Sérieux, la benne à recyclage papier est à deux mètres, faites un effort.

Dans ce domaine, tout ce que je regretterai c’est que la qualité des publicités se soit à ce point dégradée en quelques décennies.

– Ah, je vois, tu regrettes l’époque du catalogue de La Redoute…

– Plutôt celle, que je n’ai pas connue espèce de mauvaise langue, où la réalisation de la réclame était confiée à des artistes. Fut un temps où je ne me serais pas plaint de recevoir de la pub.

Progrès mes fesses.

Cependant, pour en revenir au sujet de départ, je peux situer précisément le moment où l’on a commencé à associer cette pratique pénible au jambon.

– Pardon ? Au jambon ?

– Ben oui. Le fin gourmet que tu es n’ignore pas que « spam » est la contraction de « spiced ham », c’est-à-dire jambon épicé. Alors tu te dis peut-être que, dit comme ça, ça peut sembler alléchant, après tout. Ne va surtout pas t’emballer. Il te suffira d’une recherche en ligne rapide pour apprendre que le spam est une « transformation agroalimentaire précuite », qui plus est conçue dans ce haut lieu du raffinement culinaire que sont les Etats-Unis.

– J’ai plus faim, d’un coup.

– Histoire d’être sûr, je précise qu’il s’agit de jambon, enfin, d’une préparation de jambon et d’épaule hachés, avec de la graisse aussi parce qu’ici c’est les Etats-Unis, sous vide en boîte.

– C’est de mieux en mieux.

– De là à dire que le caractère épicé vise juste à donner un goût vaguement mangeable à ce machin aggloméré…

Alors, ça fait pas saliver cette liste d’ingrédients ?

– Je vois bien le côté peu ragoûtant, et on n’a certainement pas envie d’en recevoir plein dans sa boîte aux lettres, mais pourquoi aller chercher ce produit en particulier pour parler des courriers-poubelles ? Je ne veux pas dire qu’on n’a l’embarras du choix dans la terminologie gastronomique anglo-saxonne, mais…

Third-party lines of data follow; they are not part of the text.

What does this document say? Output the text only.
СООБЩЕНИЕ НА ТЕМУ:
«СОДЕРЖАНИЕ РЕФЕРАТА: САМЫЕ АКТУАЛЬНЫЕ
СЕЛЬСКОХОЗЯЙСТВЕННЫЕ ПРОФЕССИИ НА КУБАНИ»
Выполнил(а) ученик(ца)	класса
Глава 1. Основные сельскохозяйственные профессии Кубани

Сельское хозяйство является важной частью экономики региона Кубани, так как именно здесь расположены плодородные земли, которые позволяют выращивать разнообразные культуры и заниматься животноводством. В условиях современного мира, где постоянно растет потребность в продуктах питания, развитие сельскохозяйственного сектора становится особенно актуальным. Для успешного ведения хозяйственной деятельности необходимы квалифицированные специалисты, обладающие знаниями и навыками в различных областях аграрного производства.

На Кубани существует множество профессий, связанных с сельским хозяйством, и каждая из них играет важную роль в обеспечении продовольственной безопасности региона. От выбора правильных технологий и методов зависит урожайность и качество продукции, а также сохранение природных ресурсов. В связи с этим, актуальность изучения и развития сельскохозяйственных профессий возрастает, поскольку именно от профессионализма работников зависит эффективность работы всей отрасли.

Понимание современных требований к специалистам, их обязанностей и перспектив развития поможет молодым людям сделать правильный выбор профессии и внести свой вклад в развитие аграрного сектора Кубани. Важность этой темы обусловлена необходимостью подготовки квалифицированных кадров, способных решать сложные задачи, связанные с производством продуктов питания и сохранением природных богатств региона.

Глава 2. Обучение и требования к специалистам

– Oh non, faudrait être mauvaise langue. C’est pas le genre de la maison. Le jambon en boîte est commercialisé pour la première fois en 1926, et pendant un bon moment c’est uniquement un argument pour aller plutôt chez le charcutier. Puis, le 15 décembre 1970, le spam devient une référence culturelle.

– Par quel miracle ?

– Celui d’un sketch des Monty Pythons. Pour la faire simple et courte, ça se passe dans un restaurant dont la carte comprend à peu près 80% de spam, ce qui conduit à ce que le terme apparaisse tous les trois mots dans les dialogues. Et ça dure deux minutes à entendre « spam » tout le temps. Aussi, il y a des vikings.

– Parce que ?

– C’est les Monty Pythons. On demande pas pourquoi. Toujours est-il que spam devient synonyme de pollution sonore, de bruit de fond pénible dont on voudrait bien se débarrasser mais qui revient inlassablement.

– Oh, j’espère que cette mauvaise publicité n’a pas nui à la réputation de ce met de choix.

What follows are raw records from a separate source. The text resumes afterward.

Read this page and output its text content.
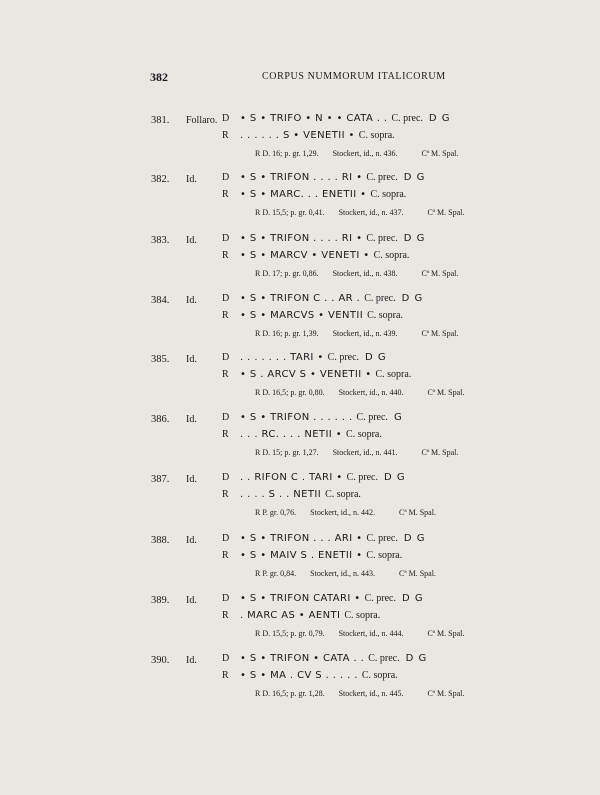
382	CORPUS NUMMORUM ITALICORUM
381. Follaro. D • S • TRIFO • N • • CATA . . C. prec. D G
R . . . . . . S • VENETII • C. sopra.
R D. 16; p. gr. 1,29. Stockert, id., n. 436.	Cª M. Spal.
382. Id.	D • S • TRIFON . . . . RI • C. prec. D G
R • S • MARC. . . ENETII • C. sopra.
R D. 15,5; p. gr. 0,41. Stockert, id., n. 437.	Cª M. Spal.
383. Id.	D • S • TRIFON . . . . RI • C. prec. D G
R • S • MARCV • VENETI • C. sopra.
R D. 17; p. gr. 0,86. Stockert, id., n. 438.	Cª M. Spal.
384. Id.	D • S • TRIFON C . . AR . C. prec. D G
R • S • MARCVS • VENTII C. sopra.
R D. 16; p. gr. 1,39. Stockert, id., n. 439.	Cª M. Spal.
385. Id.	D . . . . . . . TARI • C. prec. D G
R • S . ARCV S • VENETII • C. sopra.
R D. 16,5; p. gr. 0,80. Stockert, id., n. 440.	Cª M. Spal.
386. Id.	D • S • TRIFON . . . . . . C. prec. G
R . . . RC. . . . NETII • C. sopra.
R D. 15; p. gr. 1,27. Stockert, id., n. 441.	Cª M. Spal.
387. Id.	D . . RIFON C . TARI • C. prec. D G
R . . . . S . . NETII C. sopra.
R P. gr. 0,76. Stockert, id., n. 442.	Cª M. Spal.
388. Id.	D • S • TRIFON . . . ARI • C. prec. D G
R • S • MAIV S . ENETII • C. sopra.
R P. gr. 0,84. Stockert, id., n. 443.	Cª M. Spal.
389. Id.	D • S • TRIFON CATARI • C. prec. D G
R . MARC AS • AENTI C. sopra.
R D. 15,5; p. gr. 0,79. Stockert, id., n. 444.	Cª M. Spal.
390. Id.	D • S • TRIFON • CATA . . C. prec. D G
R • S • MA . CV S . . . . . C. sopra.
R D. 16,5; p. gr. 1,28. Stockert, id., n. 445.	Cª M. Spal.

– Je ne crois pas que ça ait « nui ». Mais le fait est que quand est apparu le phénomène du pourriel, ce flux de mails polluants, quelqu’un quelque part a eu l’idée d’aller chercher le terme spam pour le qualifier, et que l’analogie est apparue suffisamment pertinente pour que ça reste. Autrement dit, la pratique comme le terme ont sensiblement précédé le spam tel que nous le connaissons et l’exécrons aujourd’hui.

– Ok, passons au sujet suivant.

– Que tu ne pouvais pas mieux introduire.

– Pardon ?

– Le mot que tu as dit, là. Ok.

– Oui, et ben ?

– Tu peux m’expliquer ce que ça veut dire et d’où ça vient ?

– Ok ? Ok. Ca veut dire…ben ça veut dire, mmm, tout va bien, tout marche comme il faut, c’est…Voilà. Quant à son origine, euh, attends, d’abord, je t’en pose des questions, moi ?

– Souvent, oui.

– C’est pas une raison pour me mettre des colles !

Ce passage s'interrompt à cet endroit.